Dr Dimple Doshi

Dr Dimple Doshi

Cervical Cancer

Cervical cancer symptoms include pelvic pain, irregular bleeding, fatigue, and weight loss.Cervical cancer is a type of cancer that begins in the cells of the cervix, the lower part of the uterus connecting to the vagina.

Uterus has 2 parts; body and the cervix. The lower part of the uterus that connects to the vagina is called the cervix. Cancer affecting the cervix is called the cervical cancer.

It is primarily caused by the human papillomavirus (HPV), a sexually transmitted infection.

it is also one of the most preventable and treatable forms of cancer when detected early.

According to the World Health Organization (WHO), cervical cancer is the fourth most common cancer in women globally.

Each year, there are an estimated 570,000 new cases of cervix worldwide, with about 311,000 deaths attributed to the disease.


 The early stages of cervical cancer often do not cause any symptoms, and that is why regular screening tests are important for early detection.

However, as the cancer progresses, some common symptoms of cervix may include:

1.Intermenstrual bleeding or spotting

2.Bleeding or spotting after sex.

3.Bleeding after menopause.

4.Heavier and longer menstrual periods.

5.Unusual vaginal discharge which could be watery; bloody or smelly.

6. Pain during sexual intercourse.

7. Pelvic pain as the cancer grows and affects the nearby organs.

8. Pain during urination

9. Altered bowel habits like diarrhea or constipation ; this happens when it has spread to nearby organs.


1.Regular Pap smear  and HPV tests: Pap tests can detect abnormal cells in the cervix before they develop into cancer.

And as the regular screening with Pap smears combined with HPV tests can help detect abnormal cells early ; the progression to cervical cancer can be arrested.

It is recommended that women start getting Pap tests at age 21 and continue every 3-5 years, depending on their age and risk factors.

The progression from an abnormal Pap smear to cervix can vary greatly from person to person. In many cases, abnormal cells detected on a Pap smear are not cancerous but are precancerous, meaning they have the potential to develop into cancer over time.

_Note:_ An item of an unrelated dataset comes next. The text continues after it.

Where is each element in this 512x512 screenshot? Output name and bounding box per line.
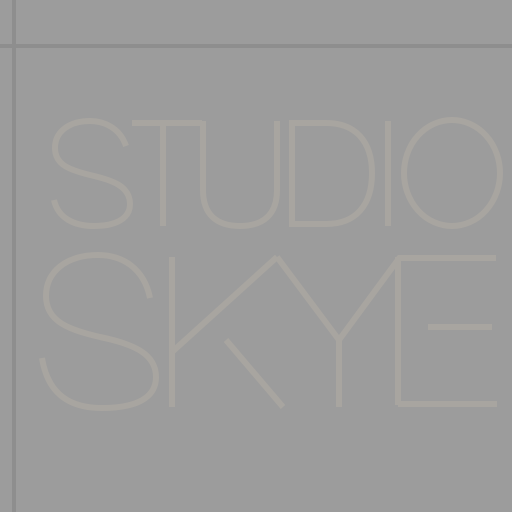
logo-line-skye [39, 251, 497, 412]
logo-canvas [0, 0, 512, 512]
studio-skye-logo [39, 117, 503, 412]
logo-line-studio [51, 117, 503, 230]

The time duration  for the development of cervical cancer from abnormal cells can range from several years to decades.

Factors that can influence the progression include the type and severity of the abnormal cells, the presence of high-risk HPV infections, individual immune response, lifestyle factors, and overall health.

2. Getting the HPV vaccine: The human papillomavirus (HPV) is a major risk factor for cervix. The HPV vaccine can prevent infection with the most common types of HPV that cause cervical cancer. It is recommended for both boys and girls starting at age 11 or 12.

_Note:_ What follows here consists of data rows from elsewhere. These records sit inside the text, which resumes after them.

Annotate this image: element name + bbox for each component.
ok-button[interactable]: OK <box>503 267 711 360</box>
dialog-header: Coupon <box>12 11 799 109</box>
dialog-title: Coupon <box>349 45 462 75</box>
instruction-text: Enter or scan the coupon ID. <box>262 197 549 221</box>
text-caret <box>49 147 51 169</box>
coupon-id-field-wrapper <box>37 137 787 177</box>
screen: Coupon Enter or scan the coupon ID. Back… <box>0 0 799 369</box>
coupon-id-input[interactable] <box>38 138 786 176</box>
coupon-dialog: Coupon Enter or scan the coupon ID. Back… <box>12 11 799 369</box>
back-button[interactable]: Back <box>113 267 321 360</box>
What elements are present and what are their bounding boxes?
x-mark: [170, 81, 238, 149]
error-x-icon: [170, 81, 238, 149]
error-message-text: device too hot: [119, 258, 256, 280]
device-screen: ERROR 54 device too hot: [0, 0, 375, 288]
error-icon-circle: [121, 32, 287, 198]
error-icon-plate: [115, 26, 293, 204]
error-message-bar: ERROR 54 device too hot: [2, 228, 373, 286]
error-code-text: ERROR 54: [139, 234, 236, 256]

The vaccines available in the markets are protective against HPV types 16,18,31,33,45,52,58,6,11; out of which HPV 16 and 18 are common viruses causing cervical cancer.

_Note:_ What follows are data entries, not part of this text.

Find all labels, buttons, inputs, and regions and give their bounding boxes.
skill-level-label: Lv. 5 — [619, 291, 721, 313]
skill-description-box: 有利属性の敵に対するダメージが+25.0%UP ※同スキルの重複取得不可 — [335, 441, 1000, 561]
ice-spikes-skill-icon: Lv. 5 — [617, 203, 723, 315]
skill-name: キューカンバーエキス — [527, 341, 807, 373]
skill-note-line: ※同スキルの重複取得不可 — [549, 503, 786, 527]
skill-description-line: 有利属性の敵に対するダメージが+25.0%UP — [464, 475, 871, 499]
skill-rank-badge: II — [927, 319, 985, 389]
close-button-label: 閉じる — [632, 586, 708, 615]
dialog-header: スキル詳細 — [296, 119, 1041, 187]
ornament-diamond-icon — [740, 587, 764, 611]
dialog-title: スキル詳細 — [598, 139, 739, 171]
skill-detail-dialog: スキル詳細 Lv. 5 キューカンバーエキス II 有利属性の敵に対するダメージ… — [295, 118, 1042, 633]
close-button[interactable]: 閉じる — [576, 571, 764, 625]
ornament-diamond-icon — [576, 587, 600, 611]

3. Practicing safe sex: Using condoms during sexual activity can reduce the risk of HPV and other sexually transmitted infections that can increase the risk of cervix.

4. Not smoking: Smoking has been linked to an increased risk of cervical cancer. Quitting smoking can reduce this risk.

5. Maintaining a healthy lifestyle: Eating a balanced diet, exercising regularly, and maintaining a healthy weight can help reduce the risk of developing cervical cancer.

6. Limiting the number of sexual partners: Having multiple sexual partners increases the risk of exposure to HPV and other sexually transmitted infections, which can increase the risk of cervical cancer.

7. Seeking regular medical care: Regular check-ups with a healthcare provider can help detect any abnormalities early and provide appropriate treatment if needed.